Torcer para conterrâneo, por coincidência de origem, faz menos sentido do que por outras simpatias, como admiração por técnica, estilo, feitos, ou afinidade de qualquer ordem - étnica, histórica, social ou mesmo (i)moral. Há muitas citações interessantes sobre nacionalismo/patriotismo, que é uma doença infantil, "o último refúgio do patife", ou a mãe de todas as guerras; porém acompanhar qualquer esporte pela ótica nacionalista continua sendo um hábito irresistível para a maioria, e não sem justificativas lógicas.
Desde o surgimento do surfe profissional, as competições têm sido dominadas por australianos e norte-americanos, com raras exceções. Basta dizer que até 1993 somente dois campeões mundiais não haviam nascido em um desses dois países: o sul-africano Shaun Tomson (1977) e o britânico Martin Potter (1989). Detalhe: a terceira potência a comemorar títulos não foi propriamente outro país, mas o Hawaii, 50º estado norte-americano.
Há que se fazer um parêntese sobre os havaianos. Berço do surfe moderno, o Hawaii é considerado nação à parte pelos surfistas, apesar de ter sido apropriado pelos EUA a partir do século 19 e alvo de intensa imigração desde então. Os remanescentes da população com descendência polinésia hoje se misturam, inclusive geneticamente, com imigrantes de origens diversas - tanto que há até "havaianos brasileiros" disputando o WQS. Mas, para todos os efeitos, os havaianos são terceira parte na rivalidade entre aussies e yankees, que tanto alimenta o folclore do surfe mundial.
As demais nações sempre foram coadjuvantes. Algumas com destaques pontuais: os sul-africanos, além de Shaun Tomson, desde a geração Free Ride de tempos em tempos emplacam algum top 16; os europeus tiveram Martin Potter (mesmo que expatriado) e nos últimos anos voltaram a rondar a elite com franceses, portugueses e espanhóis; e os brasileiros, presentes nos primeiros anos e alçados a condição de terceira potência nos anos 90, já ameaçaram até o título com alguns nomes.

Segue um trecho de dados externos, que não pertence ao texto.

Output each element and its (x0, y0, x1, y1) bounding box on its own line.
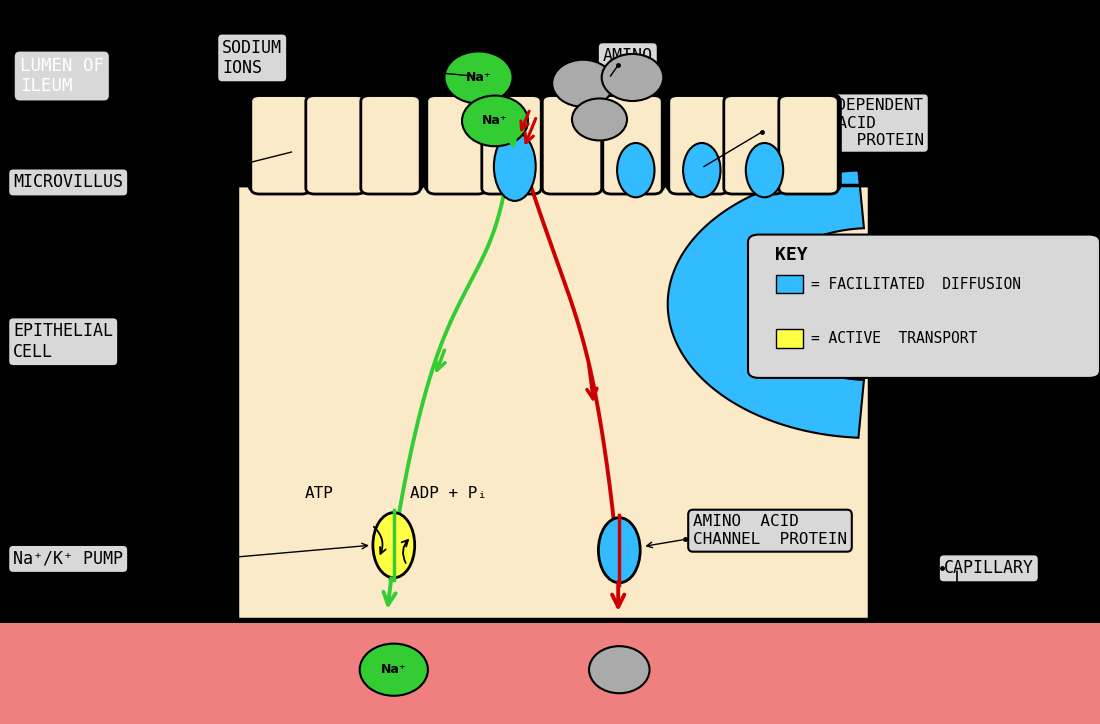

Outras tiveram presença ainda mais modesta, mesmo que constante. Como os japoneses, que sediaram eventos importantes por mais de uma década, mas nunca alcançaram resultados além de medianos; ou os tahitianos, que tiveram Vetea David e agora tem Michel Bourez.
E há casos quase inexplicáveis, como os peruanos, que antes do circuito sediaram um mundial e consagraram um campeão (Felipe Pomar, em 1965), mas depois sumiram - relegados a destaque semelhante aos dos demais países sul-americanos de colonização hispânica.

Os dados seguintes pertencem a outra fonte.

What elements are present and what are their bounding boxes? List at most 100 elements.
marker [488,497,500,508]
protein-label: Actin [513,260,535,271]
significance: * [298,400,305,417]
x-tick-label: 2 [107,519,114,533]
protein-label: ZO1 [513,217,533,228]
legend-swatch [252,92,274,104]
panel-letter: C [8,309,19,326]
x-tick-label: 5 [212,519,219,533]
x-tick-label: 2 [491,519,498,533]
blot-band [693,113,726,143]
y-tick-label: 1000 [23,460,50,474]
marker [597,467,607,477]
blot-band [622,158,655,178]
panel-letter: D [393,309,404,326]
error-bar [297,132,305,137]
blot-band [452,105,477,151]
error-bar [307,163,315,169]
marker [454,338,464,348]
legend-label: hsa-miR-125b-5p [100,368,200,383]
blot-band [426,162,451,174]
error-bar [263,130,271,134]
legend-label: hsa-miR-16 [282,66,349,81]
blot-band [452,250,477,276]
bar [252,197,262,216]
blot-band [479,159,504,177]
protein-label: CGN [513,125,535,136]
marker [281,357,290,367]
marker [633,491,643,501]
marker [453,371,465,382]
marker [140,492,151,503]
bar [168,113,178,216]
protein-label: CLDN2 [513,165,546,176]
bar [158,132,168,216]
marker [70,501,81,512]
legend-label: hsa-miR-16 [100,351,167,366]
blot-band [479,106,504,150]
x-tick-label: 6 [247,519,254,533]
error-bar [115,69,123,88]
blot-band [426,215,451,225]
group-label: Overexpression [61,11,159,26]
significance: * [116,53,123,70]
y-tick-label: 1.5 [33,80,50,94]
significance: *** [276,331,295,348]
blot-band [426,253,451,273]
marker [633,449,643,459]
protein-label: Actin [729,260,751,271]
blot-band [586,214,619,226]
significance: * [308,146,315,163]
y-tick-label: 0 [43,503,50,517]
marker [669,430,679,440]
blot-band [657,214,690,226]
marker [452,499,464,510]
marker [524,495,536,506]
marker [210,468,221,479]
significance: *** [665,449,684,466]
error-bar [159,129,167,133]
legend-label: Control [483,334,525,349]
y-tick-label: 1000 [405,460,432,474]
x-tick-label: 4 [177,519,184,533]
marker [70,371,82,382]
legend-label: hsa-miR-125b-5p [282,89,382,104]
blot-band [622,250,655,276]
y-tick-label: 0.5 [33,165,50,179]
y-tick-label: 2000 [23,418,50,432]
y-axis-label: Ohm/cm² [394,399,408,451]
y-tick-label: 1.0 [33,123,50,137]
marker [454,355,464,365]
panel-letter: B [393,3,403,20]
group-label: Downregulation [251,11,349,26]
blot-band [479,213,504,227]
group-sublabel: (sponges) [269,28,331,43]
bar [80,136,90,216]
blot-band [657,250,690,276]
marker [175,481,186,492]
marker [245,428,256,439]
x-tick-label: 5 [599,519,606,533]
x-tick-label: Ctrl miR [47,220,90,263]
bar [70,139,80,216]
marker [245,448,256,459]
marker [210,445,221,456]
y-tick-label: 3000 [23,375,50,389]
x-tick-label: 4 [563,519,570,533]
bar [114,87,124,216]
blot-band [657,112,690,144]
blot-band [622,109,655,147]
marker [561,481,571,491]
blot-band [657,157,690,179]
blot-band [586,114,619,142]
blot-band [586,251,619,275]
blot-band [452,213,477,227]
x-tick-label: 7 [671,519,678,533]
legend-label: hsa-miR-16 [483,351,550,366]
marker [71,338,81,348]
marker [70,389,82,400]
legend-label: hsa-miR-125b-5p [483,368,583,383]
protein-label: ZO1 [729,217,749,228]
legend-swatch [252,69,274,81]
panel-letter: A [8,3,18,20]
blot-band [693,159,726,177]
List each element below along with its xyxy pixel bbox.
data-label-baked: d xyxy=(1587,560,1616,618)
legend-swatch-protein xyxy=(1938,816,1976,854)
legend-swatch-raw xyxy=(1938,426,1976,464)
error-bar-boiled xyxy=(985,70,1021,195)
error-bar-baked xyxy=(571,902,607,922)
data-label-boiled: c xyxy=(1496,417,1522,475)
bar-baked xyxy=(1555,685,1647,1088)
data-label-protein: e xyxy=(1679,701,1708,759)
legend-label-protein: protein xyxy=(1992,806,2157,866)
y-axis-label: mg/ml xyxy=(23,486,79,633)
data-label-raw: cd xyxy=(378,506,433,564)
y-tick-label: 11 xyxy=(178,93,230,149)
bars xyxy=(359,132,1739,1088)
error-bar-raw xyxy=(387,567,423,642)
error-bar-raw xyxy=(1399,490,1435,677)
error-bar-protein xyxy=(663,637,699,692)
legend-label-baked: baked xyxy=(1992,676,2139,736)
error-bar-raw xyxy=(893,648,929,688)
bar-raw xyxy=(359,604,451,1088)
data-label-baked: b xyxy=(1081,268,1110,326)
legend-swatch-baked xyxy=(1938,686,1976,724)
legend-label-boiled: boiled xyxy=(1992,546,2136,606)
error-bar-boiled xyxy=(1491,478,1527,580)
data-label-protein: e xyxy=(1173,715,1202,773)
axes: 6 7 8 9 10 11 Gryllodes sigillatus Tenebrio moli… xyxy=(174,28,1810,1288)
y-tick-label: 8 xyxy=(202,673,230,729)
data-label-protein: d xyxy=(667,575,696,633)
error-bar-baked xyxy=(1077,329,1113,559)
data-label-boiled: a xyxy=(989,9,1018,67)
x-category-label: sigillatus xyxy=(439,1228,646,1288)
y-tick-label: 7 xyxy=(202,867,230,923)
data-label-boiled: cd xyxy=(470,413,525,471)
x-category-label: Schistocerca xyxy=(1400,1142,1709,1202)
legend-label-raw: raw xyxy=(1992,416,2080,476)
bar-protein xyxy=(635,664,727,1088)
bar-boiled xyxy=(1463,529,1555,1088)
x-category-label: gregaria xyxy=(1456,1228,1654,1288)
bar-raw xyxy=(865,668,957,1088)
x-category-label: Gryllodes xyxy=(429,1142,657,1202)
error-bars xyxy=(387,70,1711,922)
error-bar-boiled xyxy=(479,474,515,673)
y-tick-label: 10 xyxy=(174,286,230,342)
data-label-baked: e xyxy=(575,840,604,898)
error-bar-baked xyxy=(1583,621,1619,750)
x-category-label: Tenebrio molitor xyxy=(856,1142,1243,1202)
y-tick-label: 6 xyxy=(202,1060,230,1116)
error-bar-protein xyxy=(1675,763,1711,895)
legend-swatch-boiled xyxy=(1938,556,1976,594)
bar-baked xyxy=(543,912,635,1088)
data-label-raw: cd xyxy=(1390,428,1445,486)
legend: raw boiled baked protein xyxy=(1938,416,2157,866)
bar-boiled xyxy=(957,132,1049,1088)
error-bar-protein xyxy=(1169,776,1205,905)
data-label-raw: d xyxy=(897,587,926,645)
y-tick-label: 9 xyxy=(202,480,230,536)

A lista completa de nacionalidades atualmente no tour é extensa - indonesianos, tahitianos, britânicos, franceses, portugueses, espanhóis, alemães, irlandeses, marroquinos, chilenos, argentinos, uruguaios, mexicanos, portorriquenhos, costarricenses, venezuelanos, italianos, canadenses - mas é uma internacionalização um tanto relativa: a imensa maioria rema no Qualifying, com poucas chances reais de chegar a elite. Ou seja, mundial mesmo é o WQS.

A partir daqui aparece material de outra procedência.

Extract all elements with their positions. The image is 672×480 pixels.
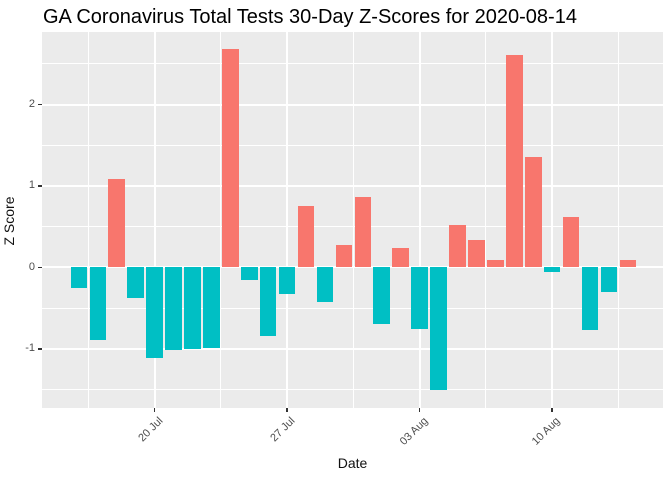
bar bbox=[316, 267, 334, 303]
y-tick-mark bbox=[38, 348, 42, 350]
gridline-major-horizontal bbox=[42, 347, 663, 350]
bar bbox=[581, 267, 599, 331]
y-axis-title: Z Score bbox=[1, 196, 17, 246]
bar bbox=[165, 267, 182, 350]
gridline-major-vertical bbox=[153, 32, 156, 408]
bar bbox=[335, 245, 353, 268]
bar bbox=[278, 267, 296, 295]
bar bbox=[543, 267, 561, 273]
bar bbox=[562, 216, 580, 268]
gridline-major-horizontal bbox=[42, 266, 663, 269]
gridline-minor-horizontal bbox=[42, 389, 663, 391]
bar bbox=[240, 267, 258, 281]
bar bbox=[184, 267, 201, 349]
y-tick-mark bbox=[38, 266, 42, 269]
bar bbox=[449, 225, 466, 268]
bar bbox=[373, 267, 391, 325]
gridline-minor-vertical bbox=[87, 32, 89, 408]
x-tick-mark bbox=[418, 408, 421, 412]
x-tick-mark bbox=[153, 408, 156, 412]
gridline-minor-horizontal bbox=[42, 307, 663, 309]
bar bbox=[468, 239, 485, 268]
gridline-major-vertical bbox=[286, 32, 289, 408]
gridline-minor-vertical bbox=[617, 32, 619, 408]
y-tick-mark bbox=[38, 103, 42, 106]
bar bbox=[619, 260, 637, 268]
y-tick-mark bbox=[38, 185, 42, 187]
chart-title: GA Coronavirus Total Tests 30-Day Z-Scor… bbox=[43, 6, 577, 28]
bar bbox=[297, 205, 315, 268]
bar bbox=[411, 267, 428, 329]
bar bbox=[108, 178, 126, 268]
gridline-minor-vertical bbox=[352, 32, 354, 408]
bar bbox=[127, 267, 144, 299]
gridline-minor-horizontal bbox=[42, 144, 663, 146]
y-tick-label: -1 bbox=[25, 342, 35, 355]
bar bbox=[222, 49, 239, 268]
y-tick-label: 0 bbox=[28, 260, 35, 273]
bar bbox=[146, 267, 163, 358]
gridline-minor-horizontal bbox=[42, 63, 663, 65]
gridline-major-horizontal bbox=[42, 103, 663, 106]
plot-panel bbox=[42, 32, 663, 408]
bar bbox=[487, 260, 504, 268]
bar bbox=[354, 197, 372, 268]
gridline-minor-horizontal bbox=[42, 226, 663, 228]
gridline-major-vertical bbox=[418, 32, 421, 408]
y-tick-label: 1 bbox=[28, 179, 35, 192]
gridline-major-horizontal bbox=[42, 184, 663, 187]
bar bbox=[89, 267, 107, 340]
bar bbox=[430, 267, 447, 390]
bar bbox=[259, 267, 277, 336]
x-axis-title: Date bbox=[337, 455, 368, 471]
bar bbox=[70, 267, 88, 288]
bar bbox=[392, 247, 409, 268]
bar bbox=[505, 54, 523, 268]
x-tick-mark bbox=[551, 408, 553, 412]
x-tick-mark bbox=[286, 408, 288, 412]
gridline-major-vertical bbox=[551, 32, 554, 408]
gridline-minor-vertical bbox=[485, 32, 487, 408]
bar bbox=[600, 267, 618, 292]
bar bbox=[203, 267, 220, 349]
gridline-minor-vertical bbox=[220, 32, 222, 408]
y-tick-label: 2 bbox=[28, 98, 35, 111]
bar bbox=[524, 156, 542, 268]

No WT, dos atuais top 45, 36 são australianos, norte-americanos ou havaianos. E a redução programada para o meio do ano (para 32 integrantes) deve intensificar essa polarização. Será interessante observar quantos brasileiros, sul-africanos e europeus (sem falar no único tahitiano) restarão na elite após o corte. É provável que um dos efeitos imediatos seja um tour com menos representantes das "potências suburbanas" do surfe mundial.
Não se trata de teoria conspiratória. As motivações e consequências da redução são diversas, mas poucos discordam que as mudanças serão benéficas, fruto da evolução natural do circuito. Mas é fato que o Dream Tour é mantido por marcas, poucas e grandes, com base nos EUA e na Austrália; desses mercados vem grande parte de sua força e é natural que seus ícones sejam mais numerosos e, por que não dizer, favorecidos, às vezes inclusive de forma pouco ética.
Porém, a presença que os "pequenos" têm demonstrado em mundiais amadores e juniores comprova que talento não tem preferência de origem (tanto que o maior campeão de todos os tempos cresceu em um beach break um tanto medíocre). O tour principal se tornará mais internacional a medida que se equilibrarem os fatores extra-mar.
Claro que há um longo caminho a percorrer. Como bem observou Júlio Adler, o Brasil coleciona títulos mundiais no Pro Junior, mas poucos desses campeões tem estrutura para se firmar no WT. Como também observou muito bem o colega do TrueSurfing, além de surfar, alguns de nossos talentos brutos ainda precisam aprimorar conhecimentos básicos como falar inglês.
Mas enquanto isso não acontece, vale lembrar que o Brasil, mesmo sem muita tradição ou infraestrutura no tênis, produziu um Guga Kuerten.